Scientists have, for the first time, picked up the ripples in space-time caused by the collision of a neutron star and a black hole.
Two instances of this violent cosmic event have been detected using the Advanced LIGO and Virgo gravitational wave detectors, details of which have been published today in Astrophysical Journal Letters.
Though previous gravitational wave detections have spotted black holes colliding, and neutron stars merging, this is the first time that scientists have detected a collision from one of each.
Dr Vivien Raymond, from Cardiff University's Gravity Exploration Institute, said: "After the detections of black holes merging together, and neutron stars merging together, we finally have the final piece of the puzzle: black holes swallowing neutron stars whole. This observation really completes our picture of the densest objects in the universe and their diet."
Gravitational waves are produced when celestial objects collide and the ensuing energy creates ripples in the fabric of space-time which travel all the way to the detectors we have here on Earth.
On 5 January 2020, the Advanced LIGO (ALIGO) detector in Louisiana in the US and the Advanced Virgo detector in Italy observed gravitational waves from this entirely new type of astronomical system.
The detectors picked up the final throes of the death spiral between a neutron star and a black hole as they circled ever closer and merged together.
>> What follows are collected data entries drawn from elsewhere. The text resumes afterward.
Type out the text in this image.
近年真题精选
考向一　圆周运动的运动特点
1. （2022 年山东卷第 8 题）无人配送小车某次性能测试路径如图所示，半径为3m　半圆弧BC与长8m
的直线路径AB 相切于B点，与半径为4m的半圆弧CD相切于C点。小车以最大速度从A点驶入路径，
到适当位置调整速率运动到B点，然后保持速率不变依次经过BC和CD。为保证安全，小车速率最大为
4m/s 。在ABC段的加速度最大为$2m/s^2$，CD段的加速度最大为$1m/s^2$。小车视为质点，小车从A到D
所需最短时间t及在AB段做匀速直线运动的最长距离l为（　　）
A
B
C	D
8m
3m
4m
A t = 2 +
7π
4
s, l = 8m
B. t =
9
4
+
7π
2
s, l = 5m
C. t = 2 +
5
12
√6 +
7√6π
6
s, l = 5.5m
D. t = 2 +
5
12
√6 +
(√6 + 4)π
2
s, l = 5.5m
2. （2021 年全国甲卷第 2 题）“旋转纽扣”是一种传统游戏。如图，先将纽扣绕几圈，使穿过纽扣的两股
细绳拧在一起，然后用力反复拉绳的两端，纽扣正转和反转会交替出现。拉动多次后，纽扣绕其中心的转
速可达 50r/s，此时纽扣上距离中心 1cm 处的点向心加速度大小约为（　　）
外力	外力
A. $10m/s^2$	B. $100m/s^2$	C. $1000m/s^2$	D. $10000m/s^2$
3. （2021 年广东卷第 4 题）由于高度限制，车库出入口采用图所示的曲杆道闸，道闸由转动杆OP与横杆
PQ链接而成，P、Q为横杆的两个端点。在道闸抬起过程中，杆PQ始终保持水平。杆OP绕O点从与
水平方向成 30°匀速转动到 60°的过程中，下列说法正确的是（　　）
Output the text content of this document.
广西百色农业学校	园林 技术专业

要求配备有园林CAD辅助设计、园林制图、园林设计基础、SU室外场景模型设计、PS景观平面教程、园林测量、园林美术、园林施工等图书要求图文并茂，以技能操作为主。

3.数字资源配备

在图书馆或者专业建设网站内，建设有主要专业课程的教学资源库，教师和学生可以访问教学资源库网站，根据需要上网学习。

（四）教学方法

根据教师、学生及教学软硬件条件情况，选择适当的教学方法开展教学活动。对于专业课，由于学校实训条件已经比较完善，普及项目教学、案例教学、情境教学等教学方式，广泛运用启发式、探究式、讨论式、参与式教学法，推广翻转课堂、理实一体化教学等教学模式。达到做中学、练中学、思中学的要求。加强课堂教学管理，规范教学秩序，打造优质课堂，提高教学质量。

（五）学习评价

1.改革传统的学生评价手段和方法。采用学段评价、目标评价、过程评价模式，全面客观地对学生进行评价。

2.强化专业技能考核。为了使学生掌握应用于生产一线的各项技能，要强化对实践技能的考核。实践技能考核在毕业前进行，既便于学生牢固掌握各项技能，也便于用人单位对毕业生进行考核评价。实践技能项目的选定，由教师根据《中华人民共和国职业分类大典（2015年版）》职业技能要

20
Remarkably, on 15 January, a second signal was picked up by Virgo and both ALIGO detectors – in Louisiana and Washington state – again coming from the final orbits and smashing together of another neutron star and black hole pair.
Researchers from Cardiff University, who form part of the LIGO Scientific Collaboration, played a crucial role in the data analysis of both events, unpicking the gravitational wave signals and painting a picture of how the extreme collisions played out.
This involved generating millions of possible gravitational waves and matching them to the observed data to determine the properties of the objects that produced the signals in the first place, such as their masses and their location in the sky.
From the data they were able to infer that the first signal, dubbed GW200105, was caused by a 9-solar mass black hole colliding with a 1.9-solar mass neutron star.
Dr Charlie Hoy, a postdoctoral researcher in Gravity Exploration Institute, who also contributed to the analysis, said: "Although GW200105 was found in only one detector, we are confident that it is a real event and not just random noise from our detectors. It passed all of our quality checks and its shape is unlike random noise artefacts that we have seen before."
Analysis of the second event, GW200115, which was detected just 10 days later, showed that it came from the merger of a 6-solar mass black hole with a 1.5-solar mass neutron star, and that it took place at a slightly larger distance of around 1 billion light-years from Earth.
"Virginia D'Emilio, one of my PhD students in the Gravity Exploration Institute, was a leading contributor to the inference of the sources' properties, thus confirming their neutron-star and black-hole nature, and a member of the team leading the publication. This was a challenging and critical investigation with far reaching impact in the field," continued Dr Raymond.
For several years, since the first ever direct detection of gravitational waves in 2015, astronomers have predicted that this type of system – a black hole and neutron star merger – could exist, but without any compelling observational evidence.
Now that gravitational wave scientists have finally witnessed the existence of this new type of system, their detection will bring important new clues about how black holes and neutron stars form.
This will be helped by a new £9.4m grant for gravitational wave research awarded to UK universities and institutes by the STFC, £3m of which will go to Cardiff University over the next three years.
Professor Stephen Fairhurst, Director of the Gravity Exploration Institute at Cardiff University said: "The LIGO and Virgo detectors will begin a fourth data-taking run in the summer of 2022, with an increased sensitivity. During the run, we are very likely to observe additional mergers of Neutron Stars and Black Holes and gain a better understanding of how these systems form.
"Cardiff University has recently been awarded £3m of funding which will enable us to continue to play a leading role in identifying and understanding gravitational wave signals in the coming observing runs."